Cerca

Campo profughi siriano di Atme Campo profughi siriano di Atme 

Impegno per la rinascita materiale e spirituale della Siria

In Siria il conflitto è diminuito di intensità, ma la gente porta ancora con sé le ferite fisiche e spirituali di nove anni di guerra. Della situazione ci parla padre Firas Lutfì, siriano francescano di Terra Santa, intervistato a Gerusalemme, dove è in corso il convegno sugli 800 anni dal pellegrinaggio di pace di San Francesco in Terra Santa

Silvonei Protz – Gerusalemme

La sofferenza della Siria, dopo una guerra quasi decennale, è ancora evidente. Anche se in gran parte del territorio le armi tacciono, a parte la zona di Idlib, dove sono ancora asserragliati gruppi jihadisti con circa 30 mila combattenti, la popolazione civile rimane ancora duramente colpita dalle conseguenze del conflitto. Ad aggravare la situazione ci sono ora anche le sanzioni internazionali, che spesso, anziché rivolgersi sul regime di Damasco o i responsabili delle violenze, si ripercuotono sulla gente, che non riesce a ricostruirsi una vita normale. La testimonianza del padre francescano, Firas Luftì, siriano, conferma le difficoltà di una popolazione, che deve ritrovare una dimensione materiale e spirituale.

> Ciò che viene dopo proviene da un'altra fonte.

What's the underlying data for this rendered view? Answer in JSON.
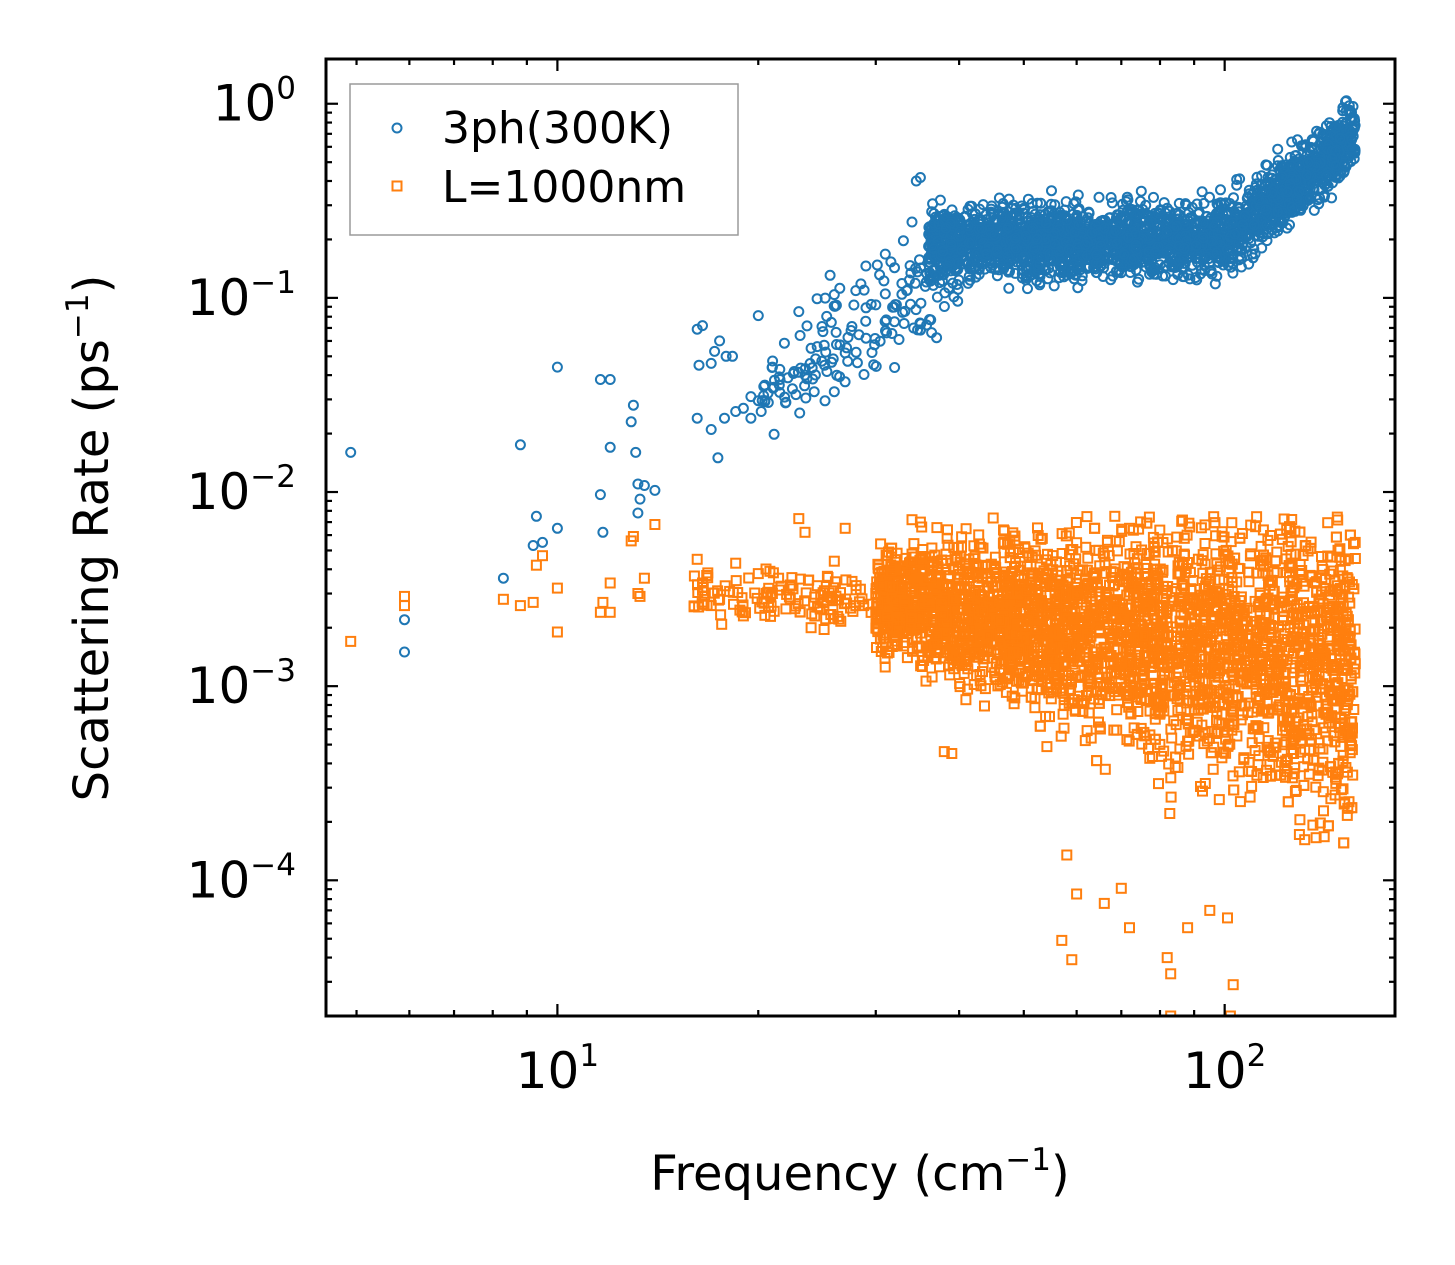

Ascolta l’intervista con padre Firas Lutfì

R. – Attualmente, la vita è molto dura, in Siria. E’ vero che in alcune zone le armi tacciono, però, ecco, dobbiamo tener conto di una realtà di guerra che è durata nove anni: quindi, una distruzione massiccia, case demolite, quartieri interamente in rovina, chiese che necessitano di un intervento per la ricostruzione … e certo, una popolazione di 23 milioni prima della guerra: la metà non c’è più, tra morti, profughi e un Paese in ginocchio dal punto di vista demografico. I giovani non ci sono più, sono tutti scappati; i bambini e le donne hanno subito gravi traumi psicologici a causa di questi anni di guerra e di grandi sofferenze, e inoltre le sanzioni economiche imposte alla Siria, pensando di colpire i responsabili della guerra mentre invece colpiscono la gente normale, gli innocenti e i più poveri.

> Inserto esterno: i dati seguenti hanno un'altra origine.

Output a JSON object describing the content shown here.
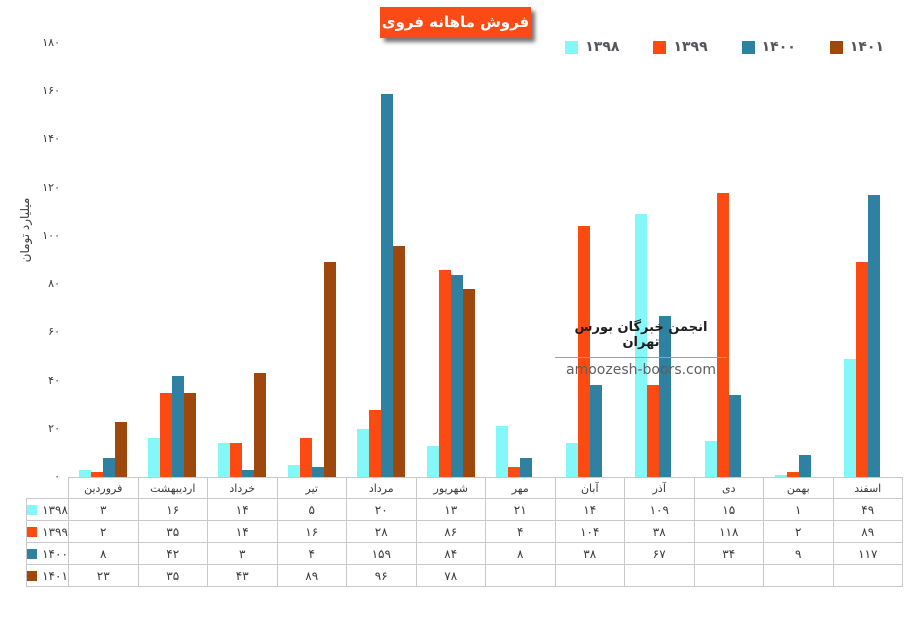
{
  "title": "فروش ماهانه فروی",
  "watermark": {
    "line1": "انجمن خبرگان بورس تهران",
    "line2": "amoozesh-boors.com"
  },
  "chart_data": {
    "type": "bar",
    "title": "فروش ماهانه فروی",
    "xlabel": "",
    "ylabel": "میلیارد تومان",
    "ylim": [
      0,
      180
    ],
    "ytick_step": 20,
    "ytick_labels": [
      "۰",
      "۲۰",
      "۴۰",
      "۶۰",
      "۸۰",
      "۱۰۰",
      "۱۲۰",
      "۱۴۰",
      "۱۶۰",
      "۱۸۰"
    ],
    "grid": false,
    "legend_position": "top-right",
    "categories": [
      "فروردین",
      "اردیبهشت",
      "خرداد",
      "تیر",
      "مرداد",
      "شهریور",
      "مهر",
      "آبان",
      "آذر",
      "دی",
      "بهمن",
      "اسفند"
    ],
    "series": [
      {
        "name": "۱۳۹۸",
        "color": "#84F7F9",
        "values": [
          3,
          16,
          14,
          5,
          20,
          13,
          21,
          14,
          109,
          15,
          1,
          49
        ]
      },
      {
        "name": "۱۳۹۹",
        "color": "#FB4B13",
        "values": [
          2,
          35,
          14,
          16,
          28,
          86,
          4,
          104,
          38,
          118,
          2,
          89
        ]
      },
      {
        "name": "۱۴۰۰",
        "color": "#2E81A0",
        "values": [
          8,
          42,
          3,
          4,
          159,
          84,
          8,
          38,
          67,
          34,
          9,
          117
        ]
      },
      {
        "name": "۱۴۰۱",
        "color": "#9E480E",
        "values": [
          23,
          35,
          43,
          89,
          96,
          78,
          null,
          null,
          null,
          null,
          null,
          null
        ]
      }
    ]
  }
}
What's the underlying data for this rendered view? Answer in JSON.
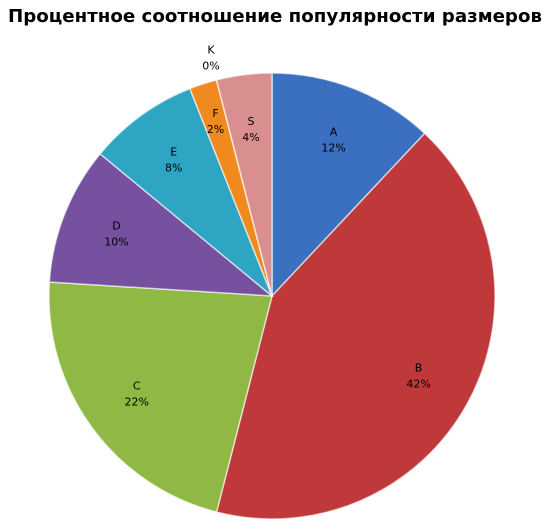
{
  "chart_data": {
    "type": "pie",
    "title": "Процентное соотношение популярности размеров",
    "categories": [
      "A",
      "B",
      "C",
      "D",
      "E",
      "F",
      "K",
      "S"
    ],
    "values": [
      12,
      42,
      22,
      10,
      8,
      2,
      0,
      4
    ],
    "value_labels": [
      "12%",
      "42%",
      "22%",
      "10%",
      "8%",
      "2%",
      "0%",
      "4%"
    ],
    "colors": [
      "#3b6fc0",
      "#c0393a",
      "#8fb845",
      "#7651a0",
      "#2fa5c4",
      "#f18a1e",
      "#9bb0d8",
      "#d98f8f"
    ]
  }
}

Da noi arrivano sempre notizie anche dei bambini …

R. – Noi, per i bambini, abbiamo cercato di creare un progetto chiamato “Arte terapeutica”, che è un modo per aiutare i bambini a recuperarsi da quel trauma psicologico che li ha toccati profondamente. Quindi, “Arte terapeutica” è un grande centro nel quale si fa musica e sport – perché questi bambini durante la guerra non potevano né giocare, né uscire di casa, né studiare … Poi, c’è anche il teatro … insomma, è quello che diceva Dostojewski: la bellezza salva e salverà il mondo; noi l’abbiamo concretizzato mediante un progetto di esperti in psicologia e in arte per aiutare questi bambini. Sapete quanti erano i bambini che hanno frequentato il nostro centro, solo questa estate? 1.000 bambini! Quindi abbiamo cercato di aiutare, almeno durante l’estate, mille bambini a trovare un senso diverso e profondo per la loro vita, per la loro esistenza.

La parte spirituale di queste persone … bisogna ricostruire tutto …

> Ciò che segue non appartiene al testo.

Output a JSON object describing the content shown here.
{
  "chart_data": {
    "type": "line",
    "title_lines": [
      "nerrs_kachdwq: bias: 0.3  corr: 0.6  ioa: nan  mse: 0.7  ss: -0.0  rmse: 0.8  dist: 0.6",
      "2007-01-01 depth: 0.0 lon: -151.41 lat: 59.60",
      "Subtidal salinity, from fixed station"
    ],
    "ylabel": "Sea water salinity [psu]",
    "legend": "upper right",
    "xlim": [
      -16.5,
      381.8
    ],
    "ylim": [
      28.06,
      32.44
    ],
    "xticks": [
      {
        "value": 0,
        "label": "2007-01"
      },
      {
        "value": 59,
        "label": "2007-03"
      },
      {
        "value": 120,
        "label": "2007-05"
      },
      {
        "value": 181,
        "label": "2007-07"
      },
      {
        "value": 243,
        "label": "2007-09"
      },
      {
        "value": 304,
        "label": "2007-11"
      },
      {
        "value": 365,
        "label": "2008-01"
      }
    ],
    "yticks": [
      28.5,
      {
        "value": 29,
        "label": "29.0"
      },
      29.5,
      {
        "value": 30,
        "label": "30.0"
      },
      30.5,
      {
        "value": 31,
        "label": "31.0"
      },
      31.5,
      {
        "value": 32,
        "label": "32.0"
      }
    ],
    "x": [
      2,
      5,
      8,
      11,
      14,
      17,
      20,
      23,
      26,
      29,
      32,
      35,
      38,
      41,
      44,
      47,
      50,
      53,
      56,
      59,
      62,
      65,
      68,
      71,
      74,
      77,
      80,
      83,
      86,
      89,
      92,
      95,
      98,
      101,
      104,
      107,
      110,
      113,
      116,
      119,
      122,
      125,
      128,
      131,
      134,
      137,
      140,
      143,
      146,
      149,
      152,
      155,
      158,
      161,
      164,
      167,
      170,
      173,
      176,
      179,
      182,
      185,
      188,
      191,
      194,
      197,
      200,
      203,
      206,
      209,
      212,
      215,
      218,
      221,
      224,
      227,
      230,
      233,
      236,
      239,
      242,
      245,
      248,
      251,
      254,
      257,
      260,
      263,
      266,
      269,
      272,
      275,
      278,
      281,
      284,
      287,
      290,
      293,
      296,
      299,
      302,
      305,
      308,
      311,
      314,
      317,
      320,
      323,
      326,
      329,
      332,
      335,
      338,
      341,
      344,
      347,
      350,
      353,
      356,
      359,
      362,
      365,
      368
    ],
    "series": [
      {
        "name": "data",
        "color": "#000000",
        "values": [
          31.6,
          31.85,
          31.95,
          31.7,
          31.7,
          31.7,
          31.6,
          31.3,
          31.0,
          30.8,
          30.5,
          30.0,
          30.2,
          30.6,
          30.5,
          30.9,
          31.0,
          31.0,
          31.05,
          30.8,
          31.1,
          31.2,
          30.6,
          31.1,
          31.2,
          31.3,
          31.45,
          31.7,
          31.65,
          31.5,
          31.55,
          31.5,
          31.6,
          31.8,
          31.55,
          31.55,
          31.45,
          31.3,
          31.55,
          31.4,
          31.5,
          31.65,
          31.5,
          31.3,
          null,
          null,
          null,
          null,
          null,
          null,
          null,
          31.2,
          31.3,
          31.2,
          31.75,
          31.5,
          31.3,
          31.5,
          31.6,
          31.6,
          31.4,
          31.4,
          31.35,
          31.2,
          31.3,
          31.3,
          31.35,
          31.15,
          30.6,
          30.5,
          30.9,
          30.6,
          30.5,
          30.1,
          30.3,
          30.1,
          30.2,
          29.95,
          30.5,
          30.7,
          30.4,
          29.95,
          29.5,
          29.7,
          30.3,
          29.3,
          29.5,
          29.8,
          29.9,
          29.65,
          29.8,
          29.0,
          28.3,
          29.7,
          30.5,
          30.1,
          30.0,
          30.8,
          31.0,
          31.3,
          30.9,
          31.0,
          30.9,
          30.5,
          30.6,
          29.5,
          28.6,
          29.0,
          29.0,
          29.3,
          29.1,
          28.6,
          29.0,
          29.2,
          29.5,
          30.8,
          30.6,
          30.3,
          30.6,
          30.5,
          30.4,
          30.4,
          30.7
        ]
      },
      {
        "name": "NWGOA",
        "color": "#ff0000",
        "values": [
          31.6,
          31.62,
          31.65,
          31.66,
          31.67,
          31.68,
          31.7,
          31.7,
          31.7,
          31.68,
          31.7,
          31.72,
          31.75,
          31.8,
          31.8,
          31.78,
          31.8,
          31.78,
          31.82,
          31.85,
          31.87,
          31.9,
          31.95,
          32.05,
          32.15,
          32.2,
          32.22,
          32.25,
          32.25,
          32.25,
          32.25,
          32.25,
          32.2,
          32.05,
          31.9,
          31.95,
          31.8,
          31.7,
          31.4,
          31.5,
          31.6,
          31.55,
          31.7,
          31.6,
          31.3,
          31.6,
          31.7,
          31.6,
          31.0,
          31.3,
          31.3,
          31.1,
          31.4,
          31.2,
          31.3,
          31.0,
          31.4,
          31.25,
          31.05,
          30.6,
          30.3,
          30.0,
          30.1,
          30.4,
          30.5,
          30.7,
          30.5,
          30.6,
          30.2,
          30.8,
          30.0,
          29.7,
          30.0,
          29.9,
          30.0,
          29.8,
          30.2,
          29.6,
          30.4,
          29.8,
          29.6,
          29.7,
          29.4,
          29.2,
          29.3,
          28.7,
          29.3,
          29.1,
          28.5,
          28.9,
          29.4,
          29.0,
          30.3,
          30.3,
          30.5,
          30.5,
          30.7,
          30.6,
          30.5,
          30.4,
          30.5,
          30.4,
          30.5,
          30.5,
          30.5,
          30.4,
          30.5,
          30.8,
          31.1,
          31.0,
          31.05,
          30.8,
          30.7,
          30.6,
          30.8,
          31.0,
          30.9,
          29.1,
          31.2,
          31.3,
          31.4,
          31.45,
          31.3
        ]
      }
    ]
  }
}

R. – Sì, perché durante una guerra nascono le grandi e difficili domande: perché noi? Perché Dio ha permesso che noi soffrissimo? E cosa abbiamo fatto di male per essere castigati? E perché devo pagare io le conseguenze delle alleanze tra cattivi? Se loro vogliono combattere, perché fanno questa guerra e combattimenti nel mio terreno, nella mia casa e nella mia patria? Sono domande difficili … noi non abbiamo i mezzi per rispondere, e comunque non abbiamo risposte sufficienti. Però, secondo me, vale la pena cambiare prospettiva: come posso io essere oggi le mani e le braccia di Gesù sofferente, i piedi di Gesù e soprattutto il cuore di Gesù, che ama e accoglie l’altro?